Simonsen dio un paso hacia el cadáver y examinó la herida del estómago. Limpia ya de sangre, parecía insignificante, difícilmente merecedora de la sentencia: «Causa de la muerte: herida por arma blanca en el estómago». Pero sabía que el daño había sido profundo, tenía el cuchillo en la comisaría, dentro de una bolsa de pruebas.
—¿Y la mujer? —Simonsen dirigió la vista hacia atrás, hacia el pasillo que tenía a su espalda. Alcanzó a ver justo los dedos de los pies del segundo cadáver que habían recuperado del barco.
—Cuando haya terminado con este —repuso Elena.
Le tocó al brazo a la enfermera y le dijo algo en groenlandés. Simonsen se apartó a un lado cuando la enfermera pasó junto a él, esperó a que se apagara el taconeo de sus zuecos de plástico por el pasillo y después cerró la puerta.
—No hay mucho que pueda hacer yo por los cadáveres, Elena —dijo—. Estos dos eran de importación.
—Son personas, Torben.
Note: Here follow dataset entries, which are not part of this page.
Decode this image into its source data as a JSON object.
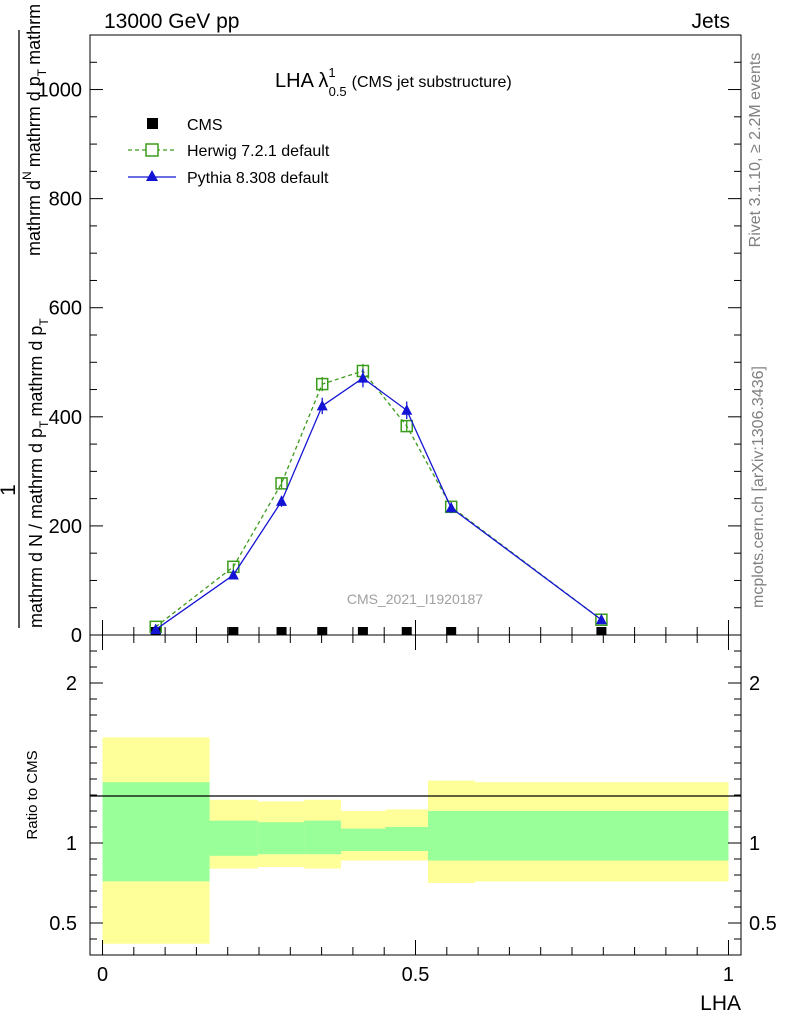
{
  "header": {
    "energy": "13000 GeV pp",
    "category": "Jets"
  },
  "side": {
    "rivet": "Rivet 3.1.10, ≥ 2.2M events",
    "mcplots": "mcplots.cern.ch [arXiv:1306.3436]"
  },
  "chart_data": [
    {
      "type": "line",
      "title": {
        "main": "LHA λ",
        "sup": "1",
        "sub": "0.5",
        "extra": "(CMS jet substructure)"
      },
      "watermark": "CMS_2021_I1920187",
      "ylabel": {
        "prefix": "1",
        "den1": "mathrm d N / mathrm d p",
        "den2": "T",
        "den3": "mathrm d p",
        "den4": "T",
        "num1": "mathrm d",
        "num2": "N",
        "num3": "mathrm d p",
        "num4": "T",
        "num5": "mathrm d lambda"
      },
      "xlim": [
        -0.02,
        1.02
      ],
      "ylim": [
        0,
        1100
      ],
      "yticks": [
        0,
        200,
        400,
        600,
        800,
        1000
      ],
      "ytick_labels": [
        "0",
        "200",
        "400",
        "600",
        "800",
        "1000"
      ],
      "grid": false,
      "legend_position": "top-left",
      "series": [
        {
          "name": "CMS",
          "color": "#000000",
          "marker": "square-filled",
          "x": [
            0.085,
            0.209,
            0.286,
            0.351,
            0.416,
            0.486,
            0.557,
            0.797
          ],
          "y": [
            0,
            0,
            0,
            0,
            0,
            0,
            0,
            0
          ]
        },
        {
          "name": "Herwig 7.2.1 default",
          "color": "#3c9c1c",
          "marker": "square-open",
          "dashed": true,
          "x": [
            0.085,
            0.209,
            0.286,
            0.351,
            0.416,
            0.486,
            0.557,
            0.797
          ],
          "y": [
            15,
            125,
            278,
            460,
            484,
            383,
            235,
            28
          ],
          "err": [
            3,
            6,
            9,
            13,
            13,
            11,
            9,
            3
          ]
        },
        {
          "name": "Pythia 8.308 default",
          "color": "#1414d4",
          "marker": "triangle-filled",
          "dashed": false,
          "x": [
            0.085,
            0.209,
            0.286,
            0.351,
            0.416,
            0.486,
            0.557,
            0.797
          ],
          "y": [
            10,
            110,
            245,
            420,
            471,
            412,
            233,
            28
          ],
          "err": [
            3,
            6,
            10,
            15,
            17,
            16,
            9,
            3
          ]
        }
      ]
    },
    {
      "type": "area",
      "ylabel": "Ratio to CMS",
      "xlabel": "LHA",
      "xlim": [
        -0.02,
        1.02
      ],
      "ylim": [
        0.3,
        2.3
      ],
      "xticks": [
        0,
        0.5,
        1
      ],
      "xtick_labels": [
        "0",
        "0.5",
        "1"
      ],
      "yticks": [
        0.5,
        1,
        2
      ],
      "ytick_labels": [
        "0.5",
        "1",
        "2"
      ],
      "bins": [
        {
          "x0": 0.0,
          "x1": 0.171,
          "yellow": [
            0.37,
            1.66
          ],
          "green": [
            0.76,
            1.38
          ]
        },
        {
          "x0": 0.171,
          "x1": 0.248,
          "yellow": [
            0.84,
            1.27
          ],
          "green": [
            0.92,
            1.14
          ]
        },
        {
          "x0": 0.248,
          "x1": 0.322,
          "yellow": [
            0.85,
            1.26
          ],
          "green": [
            0.93,
            1.13
          ]
        },
        {
          "x0": 0.322,
          "x1": 0.381,
          "yellow": [
            0.84,
            1.27
          ],
          "green": [
            0.93,
            1.14
          ]
        },
        {
          "x0": 0.381,
          "x1": 0.452,
          "yellow": [
            0.89,
            1.2
          ],
          "green": [
            0.95,
            1.09
          ]
        },
        {
          "x0": 0.452,
          "x1": 0.52,
          "yellow": [
            0.89,
            1.21
          ],
          "green": [
            0.95,
            1.1
          ]
        },
        {
          "x0": 0.52,
          "x1": 0.595,
          "yellow": [
            0.75,
            1.39
          ],
          "green": [
            0.89,
            1.2
          ]
        },
        {
          "x0": 0.595,
          "x1": 1.0,
          "yellow": [
            0.76,
            1.38
          ],
          "green": [
            0.89,
            1.2
          ]
        }
      ]
    }
  ]
}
Hablas como si fueran coches o lavadoras.
Simonsen soltó una risa de sorna.
—Sería más fácil si lo fueran —repuso.
Elena lo miró un momento a los ojos y después volvió a concentrarse en el muerto.
—No lo dices en serio.
—Ah, ¿no?
—No. Estas personas te importan.
—Quien me importa es la gente de Uummannaq. Simplemente me preocupa el hecho de que estemos teniendo más crímenes de importación de la cifra que nos corresponde.
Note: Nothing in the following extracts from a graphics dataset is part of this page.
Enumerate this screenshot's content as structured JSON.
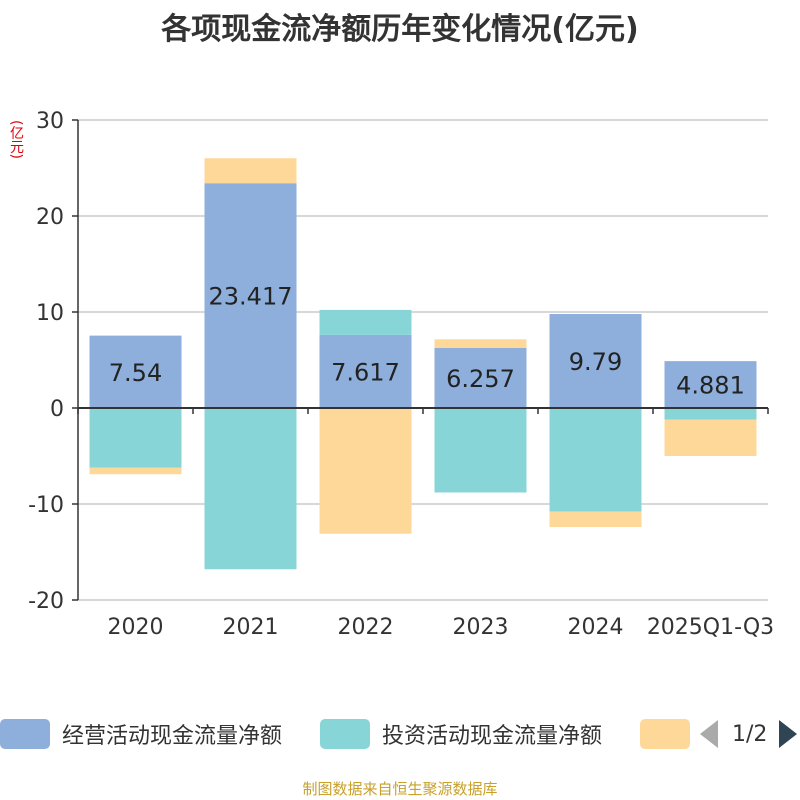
{
  "title": "各项现金流净额历年变化情况(亿元)",
  "unit_label": "(亿元)",
  "source": "制图数据来自恒生聚源数据库",
  "legend_page": "1/2",
  "chart_data": {
    "type": "bar",
    "stacked": true,
    "categories": [
      "2020",
      "2021",
      "2022",
      "2023",
      "2024",
      "2025Q1-Q3"
    ],
    "y_ticks": [
      "30",
      "20",
      "10",
      "0",
      "-10",
      "-20"
    ],
    "ylim": [
      -20,
      30
    ],
    "series": [
      {
        "name": "经营活动现金流量净额",
        "color": "#8eaedb",
        "values": [
          7.54,
          23.417,
          7.617,
          6.257,
          9.79,
          4.881
        ],
        "labels": [
          "7.54",
          "23.417",
          "7.617",
          "6.257",
          "9.79",
          "4.881"
        ]
      },
      {
        "name": "投资活动现金流量净额",
        "color": "#88d5d8",
        "values": [
          -6.2,
          -16.8,
          2.6,
          -8.8,
          -10.8,
          -1.2
        ]
      },
      {
        "name": "",
        "color": "#fdd898",
        "values": [
          -0.7,
          2.6,
          -13.1,
          0.9,
          -1.6,
          -3.8
        ]
      }
    ]
  }
}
—¿Estás preocupado por tus estadísticas?
—Estoy preocupado por Aqqa. Somos solo dos. Necesitamos más agentes.
—Pues pídelos.
—No es tan fácil. —Simonsen suspiró—. Siempre podría jubilarme.
—Eres muy joven.
—En septiembre cumpliré cincuenta y nueve.
Elena levantó la vista.
—Tienes un año más que yo.
—Maratse se jubiló a los treinta y nueve.
—Porque lo jubilaron a la fuerza. Ya lo sabes. Precisamente tú sabes mejor que nadie que no se jubiló por decisión propia.
—Pero nadie habla de eso.
Simonsen dio un paso atrás cuando Elena rodeó la mesa para examinar más de cerca la oreja del cadáver. Tomó una torunda de algodón, la introdujo en la cavidad y seguidamente la acercó a la luz. Dio vueltas al algodón entre los dedos y accionó el micrófono para dejar registrado que había observado un residuo de color verde claro.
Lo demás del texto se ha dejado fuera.